BLOG: Worry over BP takeover groundless?
David Cameron’s administration is keen for BP to remain a British company, and is understood to be sceptical about any takeover – whether from an overseas or national competitor; a government spokesperson states “it is in our national interest to have British companies competing and succeeding at home and abroad.”
Earlier this month, Royal Dutch Shell acquired competitor BG Group for £47bn in one of the largest corporate transactions ever; the move caused speculation among analysts of further consolidation in the oil and gas sector to come. BP, perceived as weak by some due to the Gulf of Mexico oil spill five years ago, is speculated to be a prime target for cash-rich overseas majors (such as ExxonMobil).
While the government wants the UK to maintain at least two major global oil companies, at present there is little that can be done officially to prevent a takeover; five years ago, when BP shares fell dramatically following the Gulf of Mexico spill, the government investigated the issue, but few possible countermeasures were forthcoming.

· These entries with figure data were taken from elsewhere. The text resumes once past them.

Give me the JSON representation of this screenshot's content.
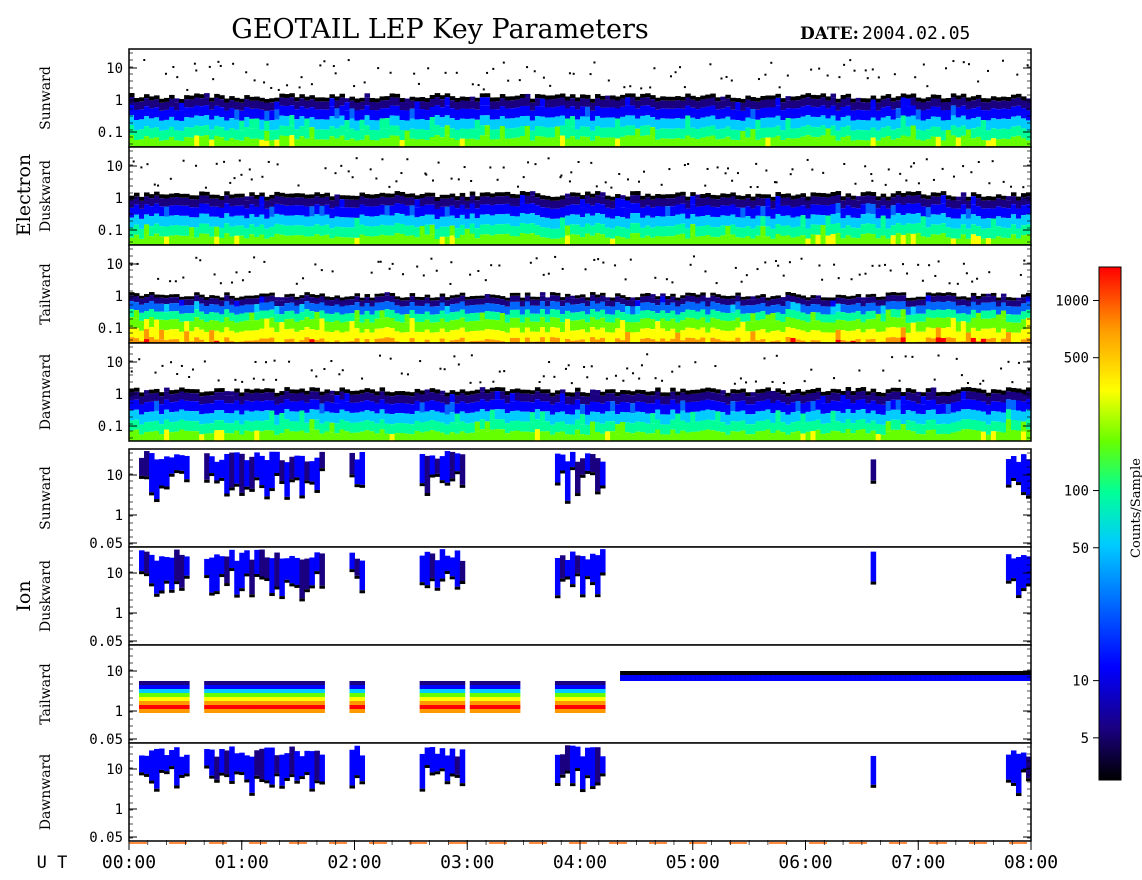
{
  "title": "GEOTAIL LEP Key Parameters",
  "date_label": "DATE:",
  "date_value": "2004.02.05",
  "ut_label": "U T",
  "colors": {
    "colormap": [
      "#000000",
      "#1a0080",
      "#0000ff",
      "#0066ff",
      "#00ccff",
      "#00ff99",
      "#66ff00",
      "#ffff00",
      "#ff9900",
      "#ff0000"
    ]
  },
  "chart_data": {
    "type": "heatmap",
    "x": {
      "ticks": [
        "00:00",
        "01:00",
        "02:00",
        "03:00",
        "04:00",
        "05:00",
        "06:00",
        "07:00",
        "08:00"
      ],
      "range": [
        "00:00",
        "08:00"
      ]
    },
    "groups": [
      {
        "label": "Electron",
        "panels": [
          {
            "label": "Sunward",
            "yticks": [
              "10",
              "1",
              "0.1"
            ],
            "scale": "log"
          },
          {
            "label": "Duskward",
            "yticks": [
              "10",
              "1",
              "0.1"
            ],
            "scale": "log"
          },
          {
            "label": "Tailward",
            "yticks": [
              "10",
              "1",
              "0.1"
            ],
            "scale": "log"
          },
          {
            "label": "Dawnward",
            "yticks": [
              "10",
              "1",
              "0.1"
            ],
            "scale": "log"
          }
        ]
      },
      {
        "label": "Ion",
        "panels": [
          {
            "label": "Sunward",
            "yticks": [
              "10",
              "1",
              "0.05"
            ],
            "scale": "log"
          },
          {
            "label": "Duskward",
            "yticks": [
              "10",
              "1",
              "0.05"
            ],
            "scale": "log"
          },
          {
            "label": "Tailward",
            "yticks": [
              "10",
              "1",
              "0.05"
            ],
            "scale": "log"
          },
          {
            "label": "Dawnward",
            "yticks": [
              "10",
              "1",
              "0.05"
            ],
            "scale": "log"
          }
        ]
      }
    ],
    "colorbar": {
      "label": "Counts/Sample",
      "scale": "log",
      "range": [
        3,
        1500
      ],
      "ticks": [
        {
          "label": "1000",
          "value": 1000
        },
        {
          "label": "500",
          "value": 500
        },
        {
          "label": "100",
          "value": 100
        },
        {
          "label": "50",
          "value": 50
        },
        {
          "label": "10",
          "value": 10
        },
        {
          "label": "5",
          "value": 5
        }
      ]
    }
  }
}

Nonetheless, the investigation did suggest that the best way of disincentivising prospective buyers (whether national or international) was for the Secretary of State for Energy and Climate Change to retain exploration licence approval; in the event of a takeover, the Secretary of State could threaten to veto applications made by a future owner.
The government, however, may be overestimating BP’s attractions; problems within the company itself may be more than sufficient to put off a prospective bidder: “Ongoing liabilities, together with a heavy exposure to sanctions-hit Russia, are major deterrents for any potential hostile bid for the company,” believes Dmitry Zhdannikov of Reuters.
BP have repeatedly declined to comment on the story; but on Sunday chief executive Bob Dudley informed CNBC that BP hadn’t been approached by any purchasers. The prospect of a BP sale could well be a red herring.